Further, in the present embodiment, the belt 18 has a configuration in which the oval through holes 28, 30, and 32 (large, medium, and small) are formed in three rows in the width direction of the belt 18, but the invention is not limited thereto. It may be configured to be formed in one row or four or more rows, or may be formed in another shape corresponding to the shape and size of the grain.

[Effects of the Invention] As described above, the grain moisture content measuring device according to the present invention has a measurement state in which the moisture content of many grains can be measured at a time and a measurement state in which the moisture content of the grains can be measured one by one. Can be selectively used as desired, which has the effect of improving measurement workability.

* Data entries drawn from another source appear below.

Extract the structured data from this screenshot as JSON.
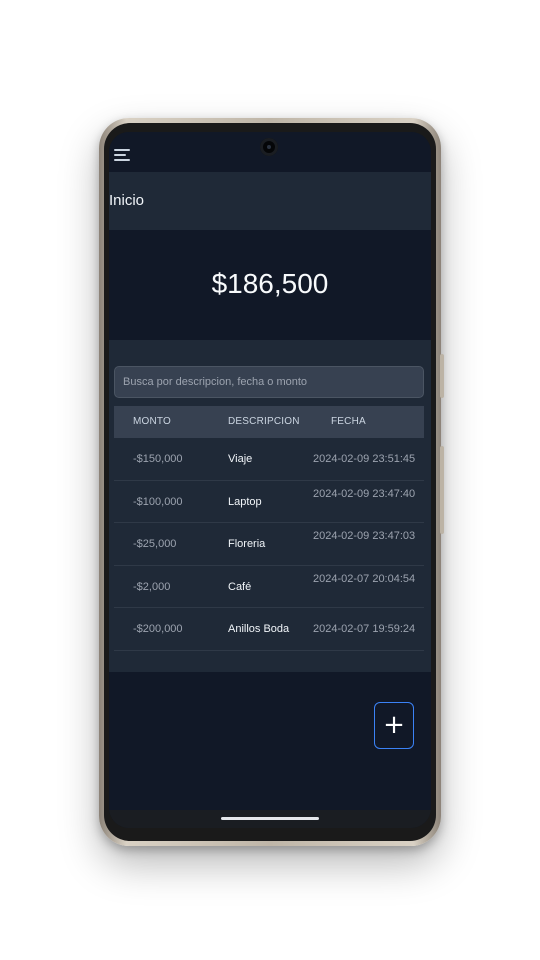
{
  "header": {
    "title": "Inicio"
  },
  "balance": {
    "value": "$186,500"
  },
  "search": {
    "placeholder": "Busca por descripcion, fecha o monto"
  },
  "table": {
    "columns": [
      "MONTO",
      "DESCRIPCION",
      "FECHA"
    ],
    "rows": [
      {
        "amount": "-$150,000",
        "description": "Viaje",
        "date": "2024-02-09 23:51:45"
      },
      {
        "amount": "-$100,000",
        "description": "Laptop",
        "date": "2024-02-09 23:47:40"
      },
      {
        "amount": "-$25,000",
        "description": "Floreria",
        "date": "2024-02-09 23:47:03"
      },
      {
        "amount": "-$2,000",
        "description": "Café",
        "date": "2024-02-07 20:04:54"
      },
      {
        "amount": "-$200,000",
        "description": "Anillos Boda",
        "date": "2024-02-07 19:59:24"
      }
    ]
  },
  "fab": {
    "label": "+"
  },
  "icons": {
    "menu": "hamburger-menu-icon",
    "add": "plus-icon"
  },
  "colors": {
    "background": "#111827",
    "panel": "#1f2937",
    "accent": "#3b82f6"
  }
}
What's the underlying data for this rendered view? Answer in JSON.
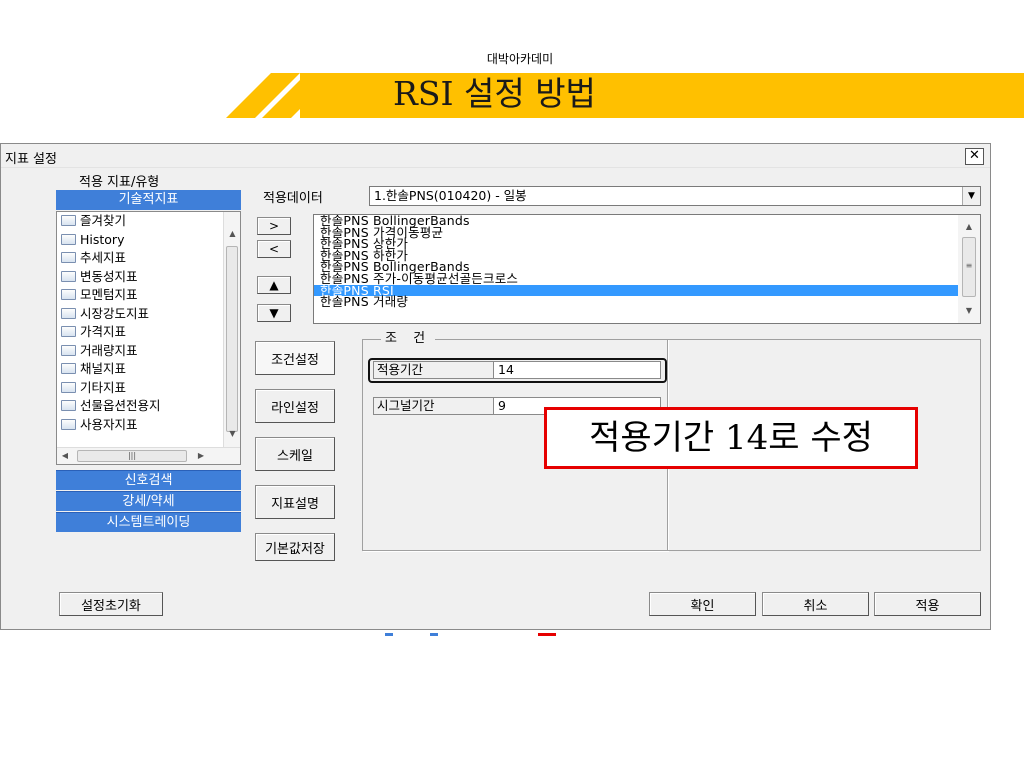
{
  "slide": {
    "subtitle": "대박아카데미",
    "title": "RSI 설정 방법"
  },
  "dialog": {
    "title": "지표 설정",
    "close_glyph": "✕",
    "left_label": "적용 지표/유형",
    "category_header": "기술적지표",
    "tree_items": [
      "즐겨찾기",
      "History",
      "추세지표",
      "변동성지표",
      "모멘텀지표",
      "시장강도지표",
      "가격지표",
      "거래량지표",
      "채널지표",
      "기타지표",
      "선물옵션전용지",
      "사용자지표"
    ],
    "bottom_tabs": [
      "신호검색",
      "강세/약세",
      "시스템트레이딩"
    ],
    "data_label": "적용데이터",
    "data_value": "1.한솔PNS(010420) - 일봉",
    "move_buttons": [
      ">",
      "<",
      "▲",
      "▼"
    ],
    "indicator_list": [
      "한솔PNS BollingerBands",
      "한솔PNS 가격이동평균",
      "한솔PNS 상한가",
      "한솔PNS 하한가",
      "한솔PNS BollingerBands",
      "한솔PNS 주가-이동평균선골든크로스",
      "한솔PNS RSI",
      "한솔PNS 거래량"
    ],
    "selected_indicator_index": 6,
    "side_buttons": [
      "조건설정",
      "라인설정",
      "스케일",
      "지표설명",
      "기본값저장"
    ],
    "group_title": "조 건",
    "fields": [
      {
        "label": "적용기간",
        "value": "14"
      },
      {
        "label": "시그널기간",
        "value": "9"
      }
    ],
    "callout": "적용기간 14로 수정",
    "reset_button": "설정초기화",
    "confirm_button": "확인",
    "cancel_button": "취소",
    "apply_button": "적용",
    "accent_color": "#3f7fd9",
    "selection_color": "#3399ff",
    "callout_border_color": "#e60000",
    "banner_color": "#ffc000"
  }
}
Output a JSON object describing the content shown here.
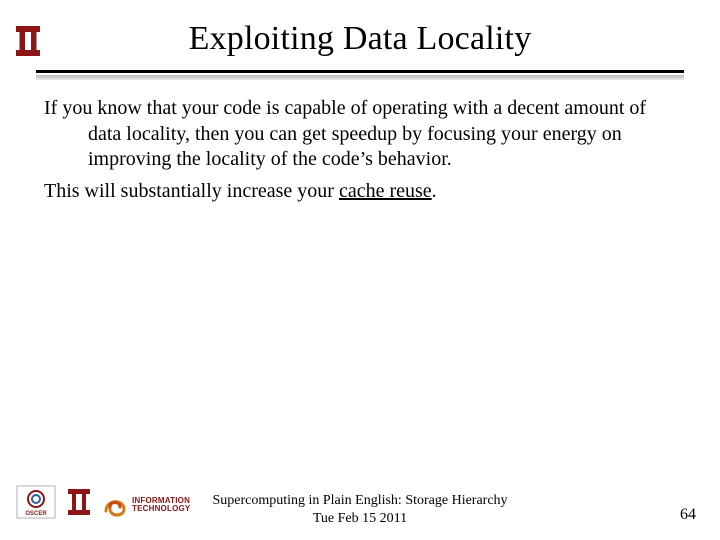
{
  "header": {
    "title": "Exploiting Data Locality"
  },
  "body": {
    "para1_prefix": "If you know that your code is capable of operating with a decent amount of data locality, then you can get speedup by focusing your energy on improving the locality of the code’s behavior.",
    "para2_prefix": "This will substantially increase your ",
    "para2_underlined": "cache reuse",
    "para2_suffix": "."
  },
  "footer": {
    "line1": "Supercomputing in Plain English: Storage Hierarchy",
    "line2": "Tue Feb 15 2011",
    "page_number": "64",
    "logos": {
      "oscer": "OSCER",
      "ou": "OU",
      "it_line1": "INFORMATION",
      "it_line2": "TECHNOLOGY"
    }
  },
  "icons": {
    "ou_crimson": "#8c1515"
  }
}
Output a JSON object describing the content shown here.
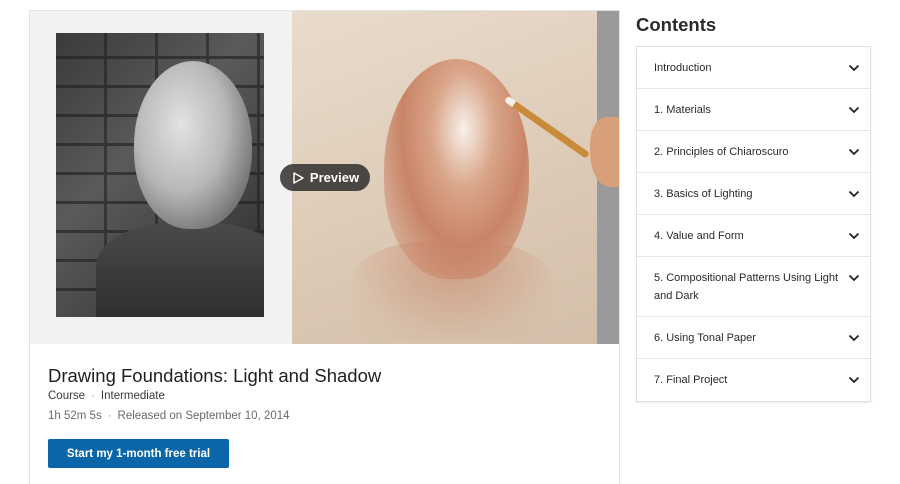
{
  "course": {
    "preview_label": "Preview",
    "title": "Drawing Foundations: Light and Shadow",
    "type": "Course",
    "level": "Intermediate",
    "duration": "1h 52m 5s",
    "released": "Released on September 10, 2014",
    "cta_label": "Start my 1-month free trial",
    "separator": "·"
  },
  "contents": {
    "heading": "Contents",
    "items": [
      {
        "label": "Introduction"
      },
      {
        "label": "1. Materials"
      },
      {
        "label": "2. Principles of Chiaroscuro"
      },
      {
        "label": "3. Basics of Lighting"
      },
      {
        "label": "4. Value and Form"
      },
      {
        "label": "5. Compositional Patterns Using Light and Dark"
      },
      {
        "label": "6. Using Tonal Paper"
      },
      {
        "label": "7. Final Project"
      }
    ]
  },
  "icons": {
    "play": "play-icon",
    "chevron": "chevron-down-icon"
  },
  "colors": {
    "accent": "#0a66a8"
  }
}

[Brief description of the drawings]

FIG. 1 is a perspective view of the entire appearance of a grain moisture content measuring device according to an embodiment of the present invention, FIG. 2 is a perspective view of a main part of the grain moisture content measuring device, and FIG. FIG. 4 is a plan view of a belt, and FIG. 5 is a sectional view of a belt and a sorting plate. 10 ... grain moisture content measuring device, 16 ... electrode roll, 18 ... belt, 28, 30, 32 ... through hole, 36 ... single grain hopper, 60 ... multi grain hopper.

Claims (1)

(57) [Claims] A pair of electrode rolls for rotating and crushing the grains supplied to the opposed gap and measuring an electric resistance value of a current flowing through the grains; A belt in which a conveying hole is formed in the vicinity of the electrode roll and inclined above the critical slip angle of the grain, and a conveying hole is formed corresponding to the grain shape of the grain and into which the grain enters each grain. A belt conveyor that holds and transports only the grains that have entered the holes by moving the belt, and supplies the grains to the opposing gap between the pair of electrode rolls. A hopper capable of selectively responding to the lower end opening in one of a state in which the supplied grains are directly supplied to the opposed gap between the pair of electrode rolls and a state in which the supplied grains are supplied to the belt conveyor. Grain moisture content measuring device.